If you’ve submitted already, then this is the message you were sending. If you’ve not submitted yet, I think the opportunity here is asking yourself, “What would a winning thesis look like?” Aim yourself at the answer and do the work. Get thinking through your fingers.

Wrong

There’s always a chance you’ve missed something. Not a typo, not a passage that needs editing, but something wrong. Maybe something that is a problem.

It’s a very small chance though. Long odds.

There’s a greater chance that your examiners THINK there is something wrong, or that you’ve not acknowledged something they feel is really important. They might be right, but it’s not a good idea to just accept what they say, or for you to put your head down and insist that you are right.

Instead: ask them why. Why do they think you’ve made a mistake? What are their reasons? What’s their thinking? Because you know your thinking. Once you have both pictures, you can start to see what the reality might be. What sounds like a mountain-high hurdle could be a tiny speed bump. After thinking and talking it through, it may not even be a problem.

There’s a chance that you’re wrong, but given how far you’ve come, it’s much more likely that you’re right or know the way to right. Show your examiners.

Four Hours

My viva was four hours long. It was over in an eye-blink. I left my viva thinking, “What just happened?” I was tired because I had slept badly, and the viva was quite an involved discussion at times. Still, I was really surprised to find out four hours had gone by. I’ve heard similar stories from other PhD graduates: vivas that seemed to take no time at all despite clocks and watches clearly showing hours have passed.
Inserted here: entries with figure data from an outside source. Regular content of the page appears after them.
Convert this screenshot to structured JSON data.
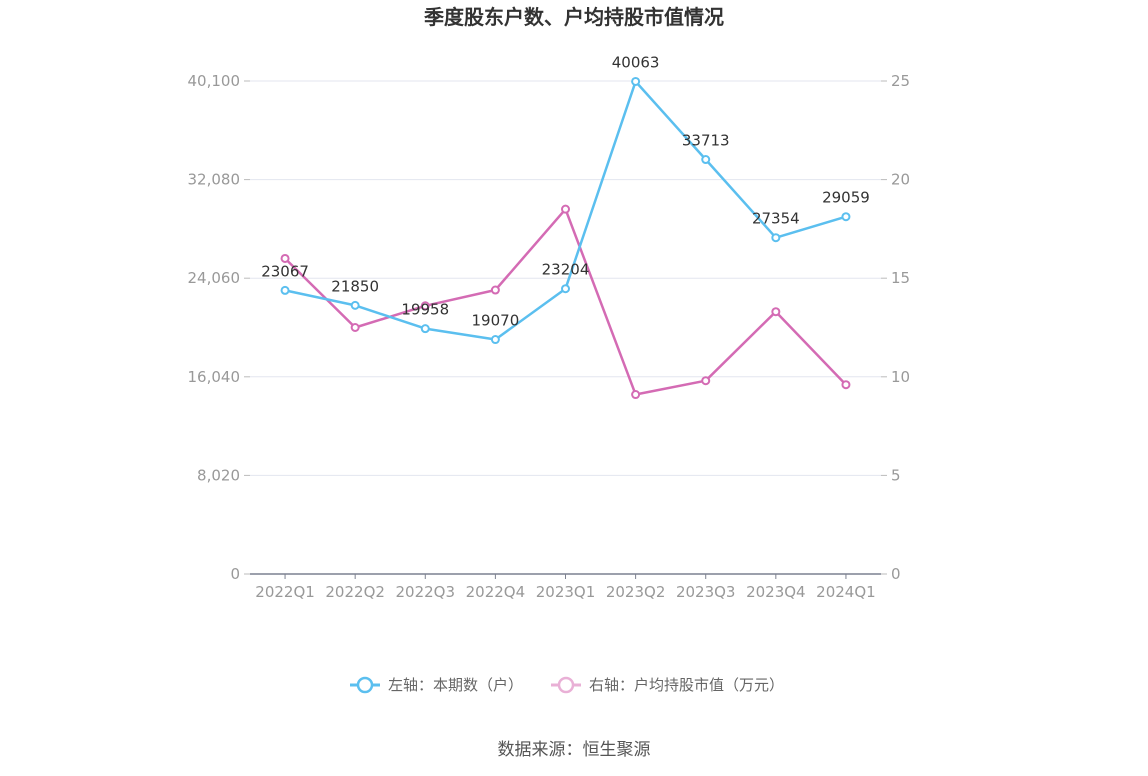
{
  "chart_data": {
    "type": "line",
    "title": "季度股东户数、户均持股市值情况",
    "categories": [
      "2022Q1",
      "2022Q2",
      "2022Q3",
      "2022Q4",
      "2023Q1",
      "2023Q2",
      "2023Q3",
      "2023Q4",
      "2024Q1"
    ],
    "left_axis": {
      "ylim": [
        0,
        40100
      ],
      "ticks": [
        "0",
        "8,020",
        "16,040",
        "24,060",
        "32,080",
        "40,100"
      ]
    },
    "right_axis": {
      "ylim": [
        0,
        25
      ],
      "ticks": [
        "0",
        "5",
        "10",
        "15",
        "20",
        "25"
      ]
    },
    "series": [
      {
        "name": "左轴：本期数（户）",
        "axis": "left",
        "color": "#5bbfef",
        "values": [
          23067,
          21850,
          19958,
          19070,
          23204,
          40063,
          33713,
          27354,
          29059
        ],
        "labels": [
          "23067",
          "21850",
          "19958",
          "19070",
          "23204",
          "40063",
          "33713",
          "27354",
          "29059"
        ]
      },
      {
        "name": "右轴：户均持股市值（万元）",
        "axis": "right",
        "color": "#d46bb4",
        "values": [
          16.0,
          12.5,
          13.6,
          14.4,
          18.5,
          9.1,
          9.8,
          13.3,
          9.6
        ]
      }
    ],
    "grid": true,
    "legend_position": "bottom"
  },
  "source": "数据来源：恒生聚源"
}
Two/three/four hours at the end of years of research, learning and development – by comparison it really is an eye-blink. In the moment it could fly by, or there could be questions that drag on and on (I remember those too). But relative to all that you’ve done the viva is a tiny step in the PhD process: one of the final ones, but one at the end of a great deal of work by you. However long the viva is, you’re in a good place to meet the challenge.